Pitkin County wants a water court judge to rule that the planning period for a project that includes a dam on the upper Crystal River, and one on North Thompson Creek in the Thompson-Divide area, has lapsed since planning began in the late 1950s.
The West Divide “conditional water rights continue to be water rights in search of a project,” the county told the court in its Feb. 22 motion. “The project is no closer to being funded and built in 2013 than it was in 1957” and the project remains “speculative,” according to the motion.
The county’s motion was filed in Division 5 water court in Glenwood Springs. Judge James Boyd is overseeing the case, which is set for trial in August.
The county and other groups are opposing a diligence filing on the conditional water rights for the West Divide project held by the Colorado River District and the West Divide Water Conservancy District. The rights date to 1958.
The districts have not yet responded to the county’s motion. A spokesman for the River District declined to comment on the litigation.

The two water districts have previously told the court that they have “expended funds to aid in planning and placing the water rights to beneficial use” and have “maintained their intent to develop the conditional water rights.”
The districts also note in the court filings that “it is anticipated that the West Divide water rights will be used, in part, to meet the water demands of the energy industry.”
In 1956 the West Divide project was authorized by Congress in the Colorado River Basin Project Act, primarily to provide water from the Crystal River for oil shale production.
But no federal money was ever appropriated for the dams in the West Divide project.
In 1982 the Bureau of Reclamation took a fresh look at the West Divide project and declared it not “economically justified.”
The bureau’s finding left the project without a federal sponsor, but the conditional water rights have since been stewarded by the two water districts.
In 2011 the boards of the two water districts voted to abandon a substantial list of water rights tied to the West Divide project. In July 2012, the water court declared them abandoned.
So now, instead of a dam and reservoir on the Crystal River at Placita that would hold 62,000 acre-feet of water, the districts say a reservoir holding only 4,000 acre-feet is needed.
By comparison, Paonia Reservoir typically holds up to 18,000 acre-feet.
And instead of a reservoir holding 13,700 acre-feet at the confluence of Yank Creek and North Thompson Creek — tributaries of the lower Crystal River — they now are asking for rights for one that holds 5,000 acre-feet.
North Thompson Creek is part of the namesake of the controversial Thompson-Divide area, where new gas wells are being reviewed by federal and state officials.

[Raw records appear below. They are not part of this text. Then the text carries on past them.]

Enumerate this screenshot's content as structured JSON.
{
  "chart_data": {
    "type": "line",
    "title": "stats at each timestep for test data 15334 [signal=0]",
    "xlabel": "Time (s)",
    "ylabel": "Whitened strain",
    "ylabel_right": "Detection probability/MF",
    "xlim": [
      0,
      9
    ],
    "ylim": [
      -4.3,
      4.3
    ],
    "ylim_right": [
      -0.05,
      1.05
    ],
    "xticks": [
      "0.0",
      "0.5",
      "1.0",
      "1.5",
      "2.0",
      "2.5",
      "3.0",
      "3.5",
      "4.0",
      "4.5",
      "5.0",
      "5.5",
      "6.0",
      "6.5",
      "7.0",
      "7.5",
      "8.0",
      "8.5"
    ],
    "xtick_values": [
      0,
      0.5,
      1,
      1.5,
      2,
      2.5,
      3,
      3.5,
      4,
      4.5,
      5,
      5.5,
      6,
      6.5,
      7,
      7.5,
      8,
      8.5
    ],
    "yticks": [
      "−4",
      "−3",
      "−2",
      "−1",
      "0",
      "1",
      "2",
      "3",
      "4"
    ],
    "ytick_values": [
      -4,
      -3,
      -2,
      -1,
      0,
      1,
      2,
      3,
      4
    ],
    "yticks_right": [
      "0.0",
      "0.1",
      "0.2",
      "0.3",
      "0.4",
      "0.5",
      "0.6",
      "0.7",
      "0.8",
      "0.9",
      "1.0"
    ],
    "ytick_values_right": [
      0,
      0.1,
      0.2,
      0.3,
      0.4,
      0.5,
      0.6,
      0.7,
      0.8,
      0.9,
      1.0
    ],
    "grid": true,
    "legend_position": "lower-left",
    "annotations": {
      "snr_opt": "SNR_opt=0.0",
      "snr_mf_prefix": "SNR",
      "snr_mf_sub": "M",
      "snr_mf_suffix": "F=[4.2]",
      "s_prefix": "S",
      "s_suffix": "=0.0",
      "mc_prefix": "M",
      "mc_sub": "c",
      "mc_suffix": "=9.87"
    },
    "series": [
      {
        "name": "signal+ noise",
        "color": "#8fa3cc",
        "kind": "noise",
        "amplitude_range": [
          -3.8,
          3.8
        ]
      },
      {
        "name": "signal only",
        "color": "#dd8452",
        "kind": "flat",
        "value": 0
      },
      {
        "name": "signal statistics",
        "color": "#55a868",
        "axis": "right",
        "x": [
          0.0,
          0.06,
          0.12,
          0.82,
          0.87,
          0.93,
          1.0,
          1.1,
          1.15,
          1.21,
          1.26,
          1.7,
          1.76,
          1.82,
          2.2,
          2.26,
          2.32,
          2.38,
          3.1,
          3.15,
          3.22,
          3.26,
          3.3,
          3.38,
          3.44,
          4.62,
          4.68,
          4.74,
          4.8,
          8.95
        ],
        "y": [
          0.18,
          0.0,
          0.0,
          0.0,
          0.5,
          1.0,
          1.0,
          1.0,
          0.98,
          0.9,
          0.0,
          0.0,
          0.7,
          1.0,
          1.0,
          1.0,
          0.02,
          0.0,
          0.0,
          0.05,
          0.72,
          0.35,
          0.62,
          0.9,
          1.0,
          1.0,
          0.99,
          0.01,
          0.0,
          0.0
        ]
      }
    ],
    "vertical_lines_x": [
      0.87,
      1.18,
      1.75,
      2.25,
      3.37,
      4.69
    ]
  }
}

The river district says the dam and reservoir on the Crystal would help meet water needs on the lower Crystal and could also produce hydropower.
The county’s motion for a determination of law by Judge Boyd is primarily based on a 2009 decision by the Colorado Supreme Court in the case, “Pagosa Area Water and Sanitation District v. Trout Unlimited.”
The court in “Pagosa” instructed water courts to “closely scrutinize” whether government entities have been “reasonably diligent” in their efforts to build structures designed to control or store water as described in their conditional rights.
The Supreme Court also said a 50-year planning horizon was appropriate when reviewing conditional water rights.
“Fifty-five years after the majority of the conditional water rights were decreed in 1957 and 1958, and with no end of the planning period in sight, the districts are contemplating a planning period of more than 100 years in total,” the county told the court.
“Without a reasonable planning period, the appropriator can simply move the goal posts every six years, as the districts have done here,” the county argues, noting that “50 years can easily become more than 100.”
The county wants Judge Boyd to rule that “the planning period for the project should be presumed to be 50 years and elapse without a very strong showing to the contrary.”
If the court doesn’t agree that the current planning period began in 1958, then the county hopes it will at least agree that it began in 1982 and should expire in 2032 — 19 years from now.
Other opposing parties in the case, 11CW93, include American Rivers, Trout Unlimited, the Crystal Valley Environmental Protection Association, the Crystal River Caucus, and Paul Gregory Durrett.
Editor’s note: Aspen Journalism and the Aspen Daily News are collaborating to report on land and water issues in Pitkin County.